Useful procrastination

I go back and forth, in periods of months or seasons, between being very productive and being basically useless.  Lately, I sense that I'm on the upswing towards greater productivity, and I'm hoping that trend persists. One of the things I've been trying to do, as a sort of lifelong meta-project, is isolate the contributing habits, so that I can try to learn how to put the breaks on before I burn out when I'm 'up,' and break the vicious cycles of counterproductivity when I'm 'down'.

And one of the big differences I've noticed between my 'up' state and my 'down' state is the quality of my procrastination.

Since the start of winter break, I've been doing a lot better about filling my spare time with projects that are important to me.  I've been working on my novel, and I think I should be finished the first draft by the end of the month -- I'm aiming for the Twentieth, but it might take as long as the Thirty-first.  I've also been blogging, and while I haven't updated Bathetic in a while, I've been doing a lot of sketching, and trying to fit in some art study.  That project is not abandoned.

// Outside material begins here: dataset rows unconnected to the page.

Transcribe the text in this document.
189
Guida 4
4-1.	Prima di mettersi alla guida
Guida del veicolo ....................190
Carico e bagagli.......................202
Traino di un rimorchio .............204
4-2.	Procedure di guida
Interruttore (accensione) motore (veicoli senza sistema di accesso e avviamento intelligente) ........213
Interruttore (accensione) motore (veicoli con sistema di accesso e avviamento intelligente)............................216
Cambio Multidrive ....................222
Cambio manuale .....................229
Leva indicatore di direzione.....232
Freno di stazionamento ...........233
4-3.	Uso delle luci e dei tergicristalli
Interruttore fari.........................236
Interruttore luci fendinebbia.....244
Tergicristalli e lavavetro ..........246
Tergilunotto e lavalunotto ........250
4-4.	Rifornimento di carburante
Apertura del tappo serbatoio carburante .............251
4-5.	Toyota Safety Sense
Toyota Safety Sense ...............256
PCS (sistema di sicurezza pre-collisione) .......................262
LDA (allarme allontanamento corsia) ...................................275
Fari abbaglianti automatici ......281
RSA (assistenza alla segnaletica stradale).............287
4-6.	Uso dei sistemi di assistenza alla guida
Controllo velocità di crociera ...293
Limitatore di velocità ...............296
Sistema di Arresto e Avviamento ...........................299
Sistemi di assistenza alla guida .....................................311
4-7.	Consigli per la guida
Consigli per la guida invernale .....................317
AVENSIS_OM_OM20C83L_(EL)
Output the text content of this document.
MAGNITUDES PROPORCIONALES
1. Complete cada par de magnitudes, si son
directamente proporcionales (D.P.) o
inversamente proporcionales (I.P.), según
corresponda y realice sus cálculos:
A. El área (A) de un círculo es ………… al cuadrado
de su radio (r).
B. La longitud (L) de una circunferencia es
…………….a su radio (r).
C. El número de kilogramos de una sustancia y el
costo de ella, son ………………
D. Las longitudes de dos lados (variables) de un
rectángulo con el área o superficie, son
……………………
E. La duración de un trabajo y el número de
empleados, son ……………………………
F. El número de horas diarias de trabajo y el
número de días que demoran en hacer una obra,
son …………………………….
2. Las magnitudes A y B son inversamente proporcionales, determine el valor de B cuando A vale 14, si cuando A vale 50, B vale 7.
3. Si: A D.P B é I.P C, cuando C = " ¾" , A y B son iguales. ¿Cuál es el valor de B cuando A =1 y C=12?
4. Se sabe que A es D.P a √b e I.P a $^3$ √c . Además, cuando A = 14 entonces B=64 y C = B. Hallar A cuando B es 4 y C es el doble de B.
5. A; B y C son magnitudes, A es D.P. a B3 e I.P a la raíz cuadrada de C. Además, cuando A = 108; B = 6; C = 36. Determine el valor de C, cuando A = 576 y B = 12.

But more than that, I've been better about what I'm doing when I'm not working on those things.  I've been reading a lot of books.  I've really been keeping up with the blogs I read, not just skimming past most of the posts.  (Still haven't caught up on Charlie's Diary yet, though.)  And I've been doing better about multitasking my timewasting -- I play Tetris when I'm watching Youtube videos, mostly lectures.  I play Minecraft when I'm listening to podcasts.

Other forms of useful procrastination that I've employed either lately or in the past:

  • Cleaning/straightening up
  • Doing laundry
  • Researching topics on Wikipedia relevant to my current work
  • Writing poetry
  • Writing short stories outside my current projects
  • Experimenting with cooking
  • Going for walks
  • Actively engaging in my social life

And, some of the less useful forms of procrastination:

  • Re-watching sitcoms
  • Sleeping
  • Trying to sleep
  • Snacking
  • Watching frivolous youtube videos
  • Browsing Reddit
  • Contemplating the ultimate insufficiency of all information to produce certainty
  • Otherwise angsting

Now, this isn't a defense of procrastination.  I do think it's important that I actually get the things I intend to get done, done.  But if we take it as read that a certain amount of procrastination is going to happen, if I use that time to do the things on the top half of the list, I end up putting myself in a much better space to work later.  The bottom half of the list, on the other hand, tends to just make things more difficult.  It's honestly harder to work on a novel when your desk is covered in junk food wrappers than it is when it's clean.  And there's really no point in worrying about the problem of radical doubt, because there's no conceivable solution that doesn't contain within itself the premises for its own undoing, so the only solution ever available to settle upon is "Eh, close enough."  (Or "God did it," but I'm skeptical about the legitimacy of that claim.)

And ultimately, what's important is that my work exists in harmony with the rest of my life -- I think the characteristic difference between the two forms of procrastination is that the useful kind produces a gradient, offering me more gates through which my intellectual life and the rest of my life can cooperate and intermingle, where the unproductive sorts of procrastination offer more opportunities to develop gaps, isolating the various aspects of my life and making fluid transition between states difficult.

Now, I haven't slept yet today, so I'm going to wrap this up here.  (The importance of sleep, as a health need rather than a pastime, is a topic for another day.)